How Do I Write a Jackson JSON Serializer & Deserializer?

April 15, 2012

Update (12/22/2015) Considering writing serialization classes instead? Check out Serializing POJOs with Jackson.

Jackson is a great JSON serialization library for Java. Finding out how to write serializers and deserializers can be frustrating, in no small part thanks to the enormous API Jackson comes with.

Note The following is known to work with Jackson 1.8.5, which ships with RESTEasy 2.3.2.Final.

Assume we have a naive User class we’re interested in writing the Serializer and Deserializer for. Not much is notable here, except for the annotations that tell Jackson who knows how to serialize and deserialize this class.

package net.sghill.example;

import net.sghill.example.UserDeserializer;
import net.sghill.example.UserSerializer;
import org.codehaus.jackson.map.annotate.JsonDeserialize;
import org.codehaus.jackson.map.annotate.JsonSerialize;
@JsonDeserialize(using = UserDeserializer.class)
@JsonSerialize(using = UserSerializer.class)
public class User {
    private ObjectId id;
    private String   username;
    private String   password;
    public User(ObjectId id, String username, String password) {
        this.id = id;
        this.username = username;
        this.password = password;
    }
    public ObjectId getId()       { return id; }
    public String   getUsername() { return username; }
    public String   getPassword() { return password; }
}

Deserialization

We’ll go about creating our deserializer by extending Jackson’s abstract JsonDeserializer class, and giving it the type we want to deserialize to.

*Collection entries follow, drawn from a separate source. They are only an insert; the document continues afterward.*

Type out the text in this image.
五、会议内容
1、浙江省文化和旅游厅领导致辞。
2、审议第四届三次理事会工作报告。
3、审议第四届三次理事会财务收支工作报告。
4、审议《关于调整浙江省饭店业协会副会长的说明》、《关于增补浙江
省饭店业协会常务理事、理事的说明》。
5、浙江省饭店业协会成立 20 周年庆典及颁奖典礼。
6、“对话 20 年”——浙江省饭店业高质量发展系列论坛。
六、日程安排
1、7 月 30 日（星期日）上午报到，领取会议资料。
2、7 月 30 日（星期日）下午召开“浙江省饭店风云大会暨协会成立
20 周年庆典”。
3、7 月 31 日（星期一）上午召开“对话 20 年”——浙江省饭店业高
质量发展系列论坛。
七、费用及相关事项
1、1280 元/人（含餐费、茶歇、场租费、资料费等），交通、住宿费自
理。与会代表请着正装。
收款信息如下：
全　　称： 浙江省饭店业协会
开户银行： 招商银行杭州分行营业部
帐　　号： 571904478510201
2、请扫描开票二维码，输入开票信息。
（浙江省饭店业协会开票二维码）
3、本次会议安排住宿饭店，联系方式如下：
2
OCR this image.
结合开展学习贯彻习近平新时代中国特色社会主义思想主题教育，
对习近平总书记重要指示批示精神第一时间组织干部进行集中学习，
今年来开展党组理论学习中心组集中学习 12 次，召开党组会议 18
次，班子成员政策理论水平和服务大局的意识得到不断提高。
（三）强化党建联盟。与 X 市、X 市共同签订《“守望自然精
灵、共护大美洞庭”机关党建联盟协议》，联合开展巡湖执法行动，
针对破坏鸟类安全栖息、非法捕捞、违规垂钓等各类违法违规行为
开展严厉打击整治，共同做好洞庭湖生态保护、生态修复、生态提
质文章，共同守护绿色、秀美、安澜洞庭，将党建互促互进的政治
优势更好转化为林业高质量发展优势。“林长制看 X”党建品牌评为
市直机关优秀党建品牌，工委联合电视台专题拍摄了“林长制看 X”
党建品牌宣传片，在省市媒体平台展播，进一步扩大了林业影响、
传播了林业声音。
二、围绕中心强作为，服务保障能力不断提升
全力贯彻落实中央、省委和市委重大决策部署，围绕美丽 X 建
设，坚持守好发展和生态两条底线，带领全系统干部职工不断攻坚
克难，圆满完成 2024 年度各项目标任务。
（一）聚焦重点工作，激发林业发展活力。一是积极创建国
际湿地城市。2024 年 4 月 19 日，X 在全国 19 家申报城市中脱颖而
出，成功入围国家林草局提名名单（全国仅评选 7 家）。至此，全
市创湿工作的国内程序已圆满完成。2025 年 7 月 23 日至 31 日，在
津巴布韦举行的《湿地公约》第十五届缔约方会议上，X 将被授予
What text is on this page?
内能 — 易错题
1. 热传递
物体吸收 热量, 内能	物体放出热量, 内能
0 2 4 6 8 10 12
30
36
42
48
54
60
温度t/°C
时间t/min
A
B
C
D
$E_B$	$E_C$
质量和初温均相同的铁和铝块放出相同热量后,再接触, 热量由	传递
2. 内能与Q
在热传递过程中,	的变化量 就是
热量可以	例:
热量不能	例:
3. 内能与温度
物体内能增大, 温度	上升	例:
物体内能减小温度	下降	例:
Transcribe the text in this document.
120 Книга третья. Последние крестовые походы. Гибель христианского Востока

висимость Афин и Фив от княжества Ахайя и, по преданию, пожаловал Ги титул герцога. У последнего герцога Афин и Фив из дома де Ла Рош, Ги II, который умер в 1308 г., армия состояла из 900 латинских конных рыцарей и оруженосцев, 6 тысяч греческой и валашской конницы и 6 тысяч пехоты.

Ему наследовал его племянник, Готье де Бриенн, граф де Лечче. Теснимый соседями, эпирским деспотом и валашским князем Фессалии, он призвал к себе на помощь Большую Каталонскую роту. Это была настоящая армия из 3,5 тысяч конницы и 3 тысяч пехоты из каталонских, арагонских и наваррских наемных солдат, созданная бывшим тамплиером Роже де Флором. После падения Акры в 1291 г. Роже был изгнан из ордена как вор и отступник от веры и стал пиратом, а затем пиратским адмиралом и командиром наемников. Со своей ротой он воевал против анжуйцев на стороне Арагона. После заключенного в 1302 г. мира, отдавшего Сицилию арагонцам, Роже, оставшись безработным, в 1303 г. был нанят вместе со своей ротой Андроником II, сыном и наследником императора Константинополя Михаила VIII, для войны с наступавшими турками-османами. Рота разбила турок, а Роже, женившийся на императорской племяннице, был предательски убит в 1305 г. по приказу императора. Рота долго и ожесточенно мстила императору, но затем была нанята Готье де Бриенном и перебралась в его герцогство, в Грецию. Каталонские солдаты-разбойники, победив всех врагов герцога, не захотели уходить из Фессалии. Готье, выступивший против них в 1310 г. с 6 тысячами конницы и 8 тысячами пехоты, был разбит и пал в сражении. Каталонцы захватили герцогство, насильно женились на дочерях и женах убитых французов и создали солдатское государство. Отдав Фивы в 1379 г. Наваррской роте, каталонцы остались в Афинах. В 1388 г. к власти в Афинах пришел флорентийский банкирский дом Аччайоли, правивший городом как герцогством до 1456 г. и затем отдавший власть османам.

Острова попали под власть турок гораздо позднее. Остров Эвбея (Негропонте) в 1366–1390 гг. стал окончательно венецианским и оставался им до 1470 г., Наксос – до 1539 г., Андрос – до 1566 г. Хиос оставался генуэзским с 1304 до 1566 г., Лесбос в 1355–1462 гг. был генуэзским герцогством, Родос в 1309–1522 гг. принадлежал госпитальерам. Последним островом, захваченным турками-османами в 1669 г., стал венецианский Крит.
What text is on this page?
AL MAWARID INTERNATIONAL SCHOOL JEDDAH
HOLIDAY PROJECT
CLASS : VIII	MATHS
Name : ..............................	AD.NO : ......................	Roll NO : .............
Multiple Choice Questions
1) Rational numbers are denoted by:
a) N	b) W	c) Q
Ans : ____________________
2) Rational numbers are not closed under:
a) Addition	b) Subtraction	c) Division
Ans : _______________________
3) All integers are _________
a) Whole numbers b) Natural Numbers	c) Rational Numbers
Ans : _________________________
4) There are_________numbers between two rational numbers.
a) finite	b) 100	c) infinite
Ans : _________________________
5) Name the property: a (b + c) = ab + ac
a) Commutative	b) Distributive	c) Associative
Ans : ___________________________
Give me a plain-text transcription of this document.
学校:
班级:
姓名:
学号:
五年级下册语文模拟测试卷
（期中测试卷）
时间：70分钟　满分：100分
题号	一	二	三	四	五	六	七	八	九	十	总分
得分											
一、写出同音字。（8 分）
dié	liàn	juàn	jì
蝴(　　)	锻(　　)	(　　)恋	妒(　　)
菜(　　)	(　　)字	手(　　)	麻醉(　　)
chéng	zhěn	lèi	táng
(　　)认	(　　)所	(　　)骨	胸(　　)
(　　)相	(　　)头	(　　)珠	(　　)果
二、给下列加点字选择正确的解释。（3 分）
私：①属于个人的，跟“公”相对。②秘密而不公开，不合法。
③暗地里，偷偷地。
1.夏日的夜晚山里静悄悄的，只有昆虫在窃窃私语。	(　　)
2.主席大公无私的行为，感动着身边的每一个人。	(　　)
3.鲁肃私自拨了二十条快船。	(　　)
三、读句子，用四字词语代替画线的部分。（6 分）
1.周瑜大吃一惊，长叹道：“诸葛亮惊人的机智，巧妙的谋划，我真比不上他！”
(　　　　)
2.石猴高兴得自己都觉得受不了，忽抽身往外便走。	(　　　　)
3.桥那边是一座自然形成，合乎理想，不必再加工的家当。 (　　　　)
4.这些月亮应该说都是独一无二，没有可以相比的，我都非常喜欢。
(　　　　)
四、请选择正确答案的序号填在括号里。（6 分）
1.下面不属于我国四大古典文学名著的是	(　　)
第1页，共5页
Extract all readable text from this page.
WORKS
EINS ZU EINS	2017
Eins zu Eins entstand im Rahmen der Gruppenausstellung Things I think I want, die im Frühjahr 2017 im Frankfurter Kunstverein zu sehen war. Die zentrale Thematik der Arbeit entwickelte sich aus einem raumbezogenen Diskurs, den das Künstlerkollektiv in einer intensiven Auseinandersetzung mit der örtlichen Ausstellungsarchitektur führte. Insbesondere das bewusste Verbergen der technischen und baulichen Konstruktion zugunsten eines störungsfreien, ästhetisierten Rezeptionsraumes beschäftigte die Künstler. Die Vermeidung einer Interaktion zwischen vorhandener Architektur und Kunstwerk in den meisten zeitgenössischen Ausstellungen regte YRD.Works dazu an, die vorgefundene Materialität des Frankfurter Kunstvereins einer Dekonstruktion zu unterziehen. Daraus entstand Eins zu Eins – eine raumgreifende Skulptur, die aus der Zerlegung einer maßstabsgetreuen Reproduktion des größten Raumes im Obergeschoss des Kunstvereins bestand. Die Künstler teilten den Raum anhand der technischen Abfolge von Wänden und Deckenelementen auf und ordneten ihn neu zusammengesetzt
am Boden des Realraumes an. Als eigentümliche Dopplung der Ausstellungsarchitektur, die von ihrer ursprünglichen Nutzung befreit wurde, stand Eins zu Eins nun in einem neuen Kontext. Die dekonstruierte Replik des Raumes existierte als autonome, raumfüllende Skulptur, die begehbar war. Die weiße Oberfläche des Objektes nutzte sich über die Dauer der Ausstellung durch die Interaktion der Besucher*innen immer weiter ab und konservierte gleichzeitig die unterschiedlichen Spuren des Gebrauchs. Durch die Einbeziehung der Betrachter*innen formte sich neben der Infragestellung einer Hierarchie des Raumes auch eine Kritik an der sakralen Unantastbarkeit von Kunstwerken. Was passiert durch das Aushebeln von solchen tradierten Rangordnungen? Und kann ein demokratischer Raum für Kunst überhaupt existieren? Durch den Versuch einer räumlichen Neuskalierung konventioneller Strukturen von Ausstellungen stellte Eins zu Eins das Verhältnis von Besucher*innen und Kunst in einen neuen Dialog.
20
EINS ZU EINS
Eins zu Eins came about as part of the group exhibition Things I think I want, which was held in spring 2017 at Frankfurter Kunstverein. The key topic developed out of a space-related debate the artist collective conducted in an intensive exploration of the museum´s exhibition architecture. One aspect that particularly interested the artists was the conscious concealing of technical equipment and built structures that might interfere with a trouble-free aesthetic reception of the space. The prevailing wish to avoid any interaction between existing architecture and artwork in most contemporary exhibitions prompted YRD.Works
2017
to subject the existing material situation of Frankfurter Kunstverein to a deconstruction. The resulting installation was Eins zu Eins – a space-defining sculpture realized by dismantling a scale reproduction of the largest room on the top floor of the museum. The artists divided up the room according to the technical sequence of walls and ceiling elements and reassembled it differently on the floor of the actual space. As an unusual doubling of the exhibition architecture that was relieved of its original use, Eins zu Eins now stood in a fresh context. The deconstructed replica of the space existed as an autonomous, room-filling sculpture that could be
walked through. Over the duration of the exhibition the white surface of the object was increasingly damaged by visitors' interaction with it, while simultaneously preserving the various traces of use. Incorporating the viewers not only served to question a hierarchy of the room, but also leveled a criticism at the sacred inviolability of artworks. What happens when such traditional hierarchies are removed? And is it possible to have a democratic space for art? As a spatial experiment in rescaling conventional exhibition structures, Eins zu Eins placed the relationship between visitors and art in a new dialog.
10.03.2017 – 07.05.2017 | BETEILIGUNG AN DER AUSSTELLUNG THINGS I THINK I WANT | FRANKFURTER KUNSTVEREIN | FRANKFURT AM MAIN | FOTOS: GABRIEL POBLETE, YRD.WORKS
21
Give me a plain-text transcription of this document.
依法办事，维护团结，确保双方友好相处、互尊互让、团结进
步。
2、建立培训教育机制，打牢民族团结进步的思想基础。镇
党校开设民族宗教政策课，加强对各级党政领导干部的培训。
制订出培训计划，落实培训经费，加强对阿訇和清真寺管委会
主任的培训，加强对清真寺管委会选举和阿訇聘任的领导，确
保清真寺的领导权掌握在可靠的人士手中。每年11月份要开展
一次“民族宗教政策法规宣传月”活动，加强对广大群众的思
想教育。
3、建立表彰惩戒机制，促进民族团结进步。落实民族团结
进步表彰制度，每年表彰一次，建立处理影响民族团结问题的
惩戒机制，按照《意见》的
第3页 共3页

Maybe most difficult is figuring out that you can reference the JSON by field name with the JsonParser’s ObjectCodec.

package net.sghill.example;

import net.sghill.example.User;
import org.codehaus.jackson.JsonNode;
import org.codehaus.jackson.JsonParser;
import org.codehaus.jackson.ObjectCodec;
import org.codehaus.jackson.map.DeserializationContext;
import org.codehaus.jackson.map.JsonDeserializer;
import java.io.IOException;
public class UserDeserializer extends JsonDeserializer {
    @Override
    public User deserialize(JsonParser jsonParser,
            DeserializationContext deserializationContext) throws IOException {
        ObjectCodec oc = jsonParser.getCodec();
        JsonNode node = oc.readTree(jsonParser);
        return new User(null,
                node.get("username").getTextValue(),
                node.get("password").getTextValue());
    }
}

Serialization

The serialization of the id and password will never be beneficial, and all we want is an object that contains the username.

Mirroring above, we’ll extend the abstract JsonSerializer class, giving it the type we want to serialize from.

package net.sghill.example;

import net.sghill.example.User;
import org.codehaus.jackson.JsonGenerator;
import org.codehaus.jackson.map.JsonSerializer;
import org.codehaus.jackson.map.SerializerProvider;
import java.io.IOException;

public class UserSerializer extends JsonSerializer {
    @Override
    public void serialize(User user, JsonGenerator jsonGenerator,
            SerializerProvider serializerProvider) throws IOException {
        jsonGenerator.writeStartObject();
        jsonGenerator.writeStringField("username", user.getUsername());
        jsonGenerator.writeEndObject();
    }
}

Note nothing going to production should be storing a password as plaintext in the database, as would be the case here. This is merely for illustration purposes. BCrypt is the current king of the castle for storing passwords.